Eppure secondo le denunce delle vittime, recuperate fortunosamente, i legionari della Tagliamento devastarono il Grappa ovunque: razziarono e bruciarono le casere della zona, si impossessarono di centinaia di capi di bestiame, arrestarono tutti i civili incontrati sul cammino stuprando le ragazze, uccidendo con indifferenza.
La presenza dei legionari è confermata sul luogo dove si consumò il dramma a Bassano il 26 settembre 1944, quando 31 giovani tra partigiani e civili, furono appesi agli alberi delle vie cittadine, con il cartello “Bandito” sul petto. L’esecuzione, allestita su tre vie alberate della cittadina trasformate in improvvisati patiboli, venne eseguita, tra gli altri, anche da legionari della Tagliamento.
Così come i legionari fecero parte altresì dei plotoni di esecuzione all’interno della caserma Reatto.

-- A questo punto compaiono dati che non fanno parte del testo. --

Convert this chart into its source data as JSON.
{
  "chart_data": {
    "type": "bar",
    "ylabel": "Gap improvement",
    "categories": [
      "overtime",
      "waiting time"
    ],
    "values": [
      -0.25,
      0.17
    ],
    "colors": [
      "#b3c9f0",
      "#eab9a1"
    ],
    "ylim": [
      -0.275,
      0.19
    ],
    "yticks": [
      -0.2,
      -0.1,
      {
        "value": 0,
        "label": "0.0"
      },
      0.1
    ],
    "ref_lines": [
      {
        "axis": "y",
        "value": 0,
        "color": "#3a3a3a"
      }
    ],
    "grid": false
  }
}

Nelle loro memorie Albertazzi, Mazzantini, Rimanelli e Ceracchini non nominano mai, neppure per errore, nessuna località del Vicentino.

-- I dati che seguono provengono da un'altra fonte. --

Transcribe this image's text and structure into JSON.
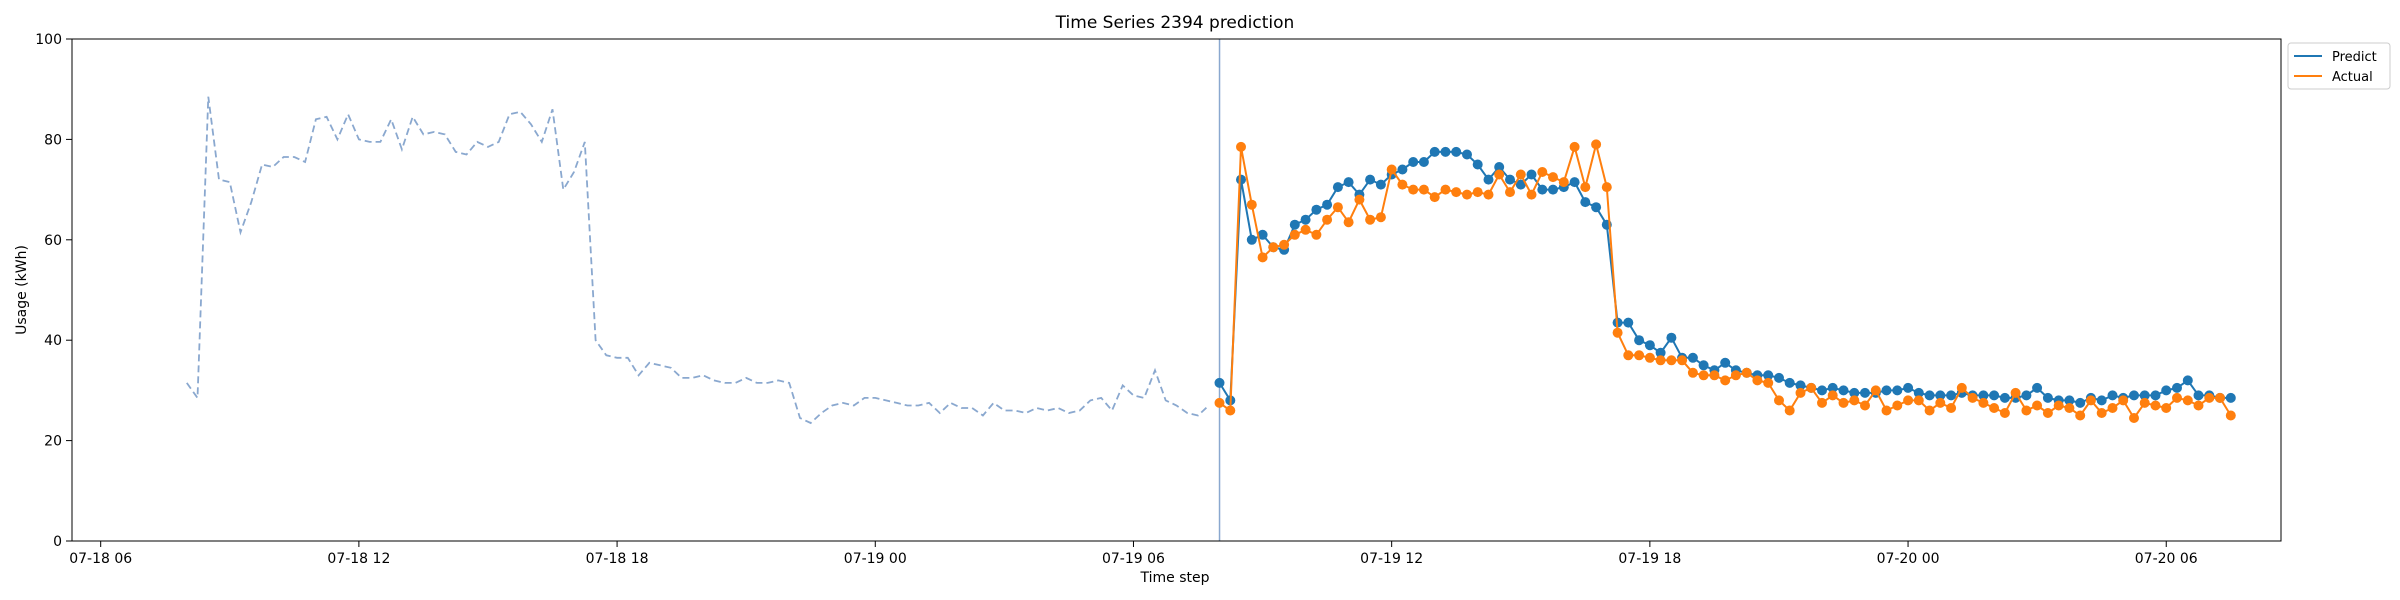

Giorgio Albertazzi ha minimizzato tutta la sua partecipazione di ufficiale volontario alla repubblica di Salò, con una frase, ormai molto nota: «Io i partigiani li ho sempre visti scappare, le poche volte che li ho visti». Nel suo romanzo autobiografico, quando si tratta di raccontare il soggiorno vicentino della legione Tagliamento, il filo della memoria s’interrompe con un blak-out, e sposta direttamente il reparto da Pesaro Urbino alla Val Camonica, come se avere il comando di uno dei tre plotoni di cui era composta la 3a Compagnia, e aver partecipato al massacro del Grappa, fosse stato un fatto del tutto accidentale.
Lo scontro in cui fu ucciso l’eroico comandante Vico Todesco, il cap. Giorgi, assieme a Giuseppe Andriolo, Giampaolo Arsié, Antonio Cadorin e Giuseppe Dalla Zanna, avvenne nei pressi di Monte Oro, a Busa delle Càvare, tra i partigiani della Brigata “Italia Libera Campo Croce” e i legionari della 3a Compagnia della Legione “Tagliamento” nella quale era inquadrato con il grado di sottotenente anche Giorgio Albertazzi, allora comandante del 2° Plotone Fucilieri.

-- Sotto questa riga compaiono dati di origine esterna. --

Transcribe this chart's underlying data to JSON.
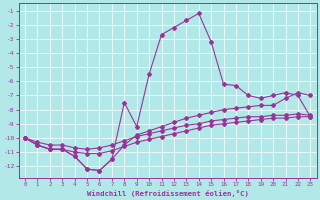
{
  "xlabel": "Windchill (Refroidissement éolien,°C)",
  "background_color": "#b3e8e8",
  "grid_color": "#ffffff",
  "line_color": "#993399",
  "xlim": [
    -0.5,
    23.5
  ],
  "ylim": [
    -12.8,
    -0.5
  ],
  "yticks": [
    -1,
    -2,
    -3,
    -4,
    -5,
    -6,
    -7,
    -8,
    -9,
    -10,
    -11,
    -12
  ],
  "xticks": [
    0,
    1,
    2,
    3,
    4,
    5,
    6,
    7,
    8,
    9,
    10,
    11,
    12,
    13,
    14,
    15,
    16,
    17,
    18,
    19,
    20,
    21,
    22,
    23
  ],
  "curve_peaked_x": [
    0,
    1,
    2,
    3,
    4,
    5,
    6,
    7,
    8,
    9,
    10,
    11,
    12,
    13,
    14,
    15,
    16,
    17,
    18,
    19,
    20,
    21,
    22,
    23
  ],
  "curve_peaked_y": [
    -10.0,
    -10.5,
    -10.8,
    -10.8,
    -11.3,
    -12.2,
    -12.3,
    -11.5,
    -7.5,
    -9.2,
    -5.5,
    -2.7,
    -2.2,
    -1.7,
    -1.2,
    -3.2,
    -6.2,
    -6.3,
    -7.0,
    -7.2,
    -7.0,
    -6.8,
    -7.0,
    -8.5
  ],
  "curve_mid_x": [
    0,
    1,
    2,
    3,
    4,
    5,
    6,
    7,
    8,
    9,
    10,
    11,
    12,
    13,
    14,
    15,
    16,
    17,
    18,
    19,
    20,
    21,
    22,
    23
  ],
  "curve_mid_y": [
    -10.0,
    -10.5,
    -10.8,
    -10.8,
    -11.3,
    -12.2,
    -12.3,
    -11.5,
    -10.5,
    -9.8,
    -9.5,
    -9.2,
    -8.9,
    -8.6,
    -8.4,
    -8.2,
    -8.0,
    -7.9,
    -7.8,
    -7.7,
    -7.7,
    -7.2,
    -6.8,
    -7.0
  ],
  "curve_low1_x": [
    0,
    1,
    2,
    3,
    4,
    5,
    6,
    7,
    8,
    9,
    10,
    11,
    12,
    13,
    14,
    15,
    16,
    17,
    18,
    19,
    20,
    21,
    22,
    23
  ],
  "curve_low1_y": [
    -10.0,
    -10.5,
    -10.8,
    -10.8,
    -11.0,
    -11.1,
    -11.1,
    -10.9,
    -10.6,
    -10.3,
    -10.1,
    -9.9,
    -9.7,
    -9.5,
    -9.3,
    -9.1,
    -9.0,
    -8.9,
    -8.8,
    -8.7,
    -8.6,
    -8.6,
    -8.5,
    -8.5
  ],
  "curve_low2_x": [
    0,
    1,
    2,
    3,
    4,
    5,
    6,
    7,
    8,
    9,
    10,
    11,
    12,
    13,
    14,
    15,
    16,
    17,
    18,
    19,
    20,
    21,
    22,
    23
  ],
  "curve_low2_y": [
    -10.0,
    -10.3,
    -10.5,
    -10.5,
    -10.7,
    -10.8,
    -10.7,
    -10.5,
    -10.2,
    -9.9,
    -9.7,
    -9.5,
    -9.3,
    -9.1,
    -9.0,
    -8.8,
    -8.7,
    -8.6,
    -8.5,
    -8.5,
    -8.4,
    -8.4,
    -8.3,
    -8.4
  ]
}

Eppure “Ah, sia chiaro: io sul monte Grappa non c’ero proprio” così rispondeva Albertazzi al giornalista del Giornale di Vicenza, Stefano Ghirlanda, che lo intervistava il 7 febbraio 2007.
Questa “dimenticanza” unita alla distruzione di tutta la documentazione attuata dal reparto al momento della resa, ricorda il comportamento delle truppe SS che quando si ritiravano dai campi di concentramento, distruggevano il più possibile, proprio per uccidere la memoria, sostenendo che tanto nessuno avrebbe creduto…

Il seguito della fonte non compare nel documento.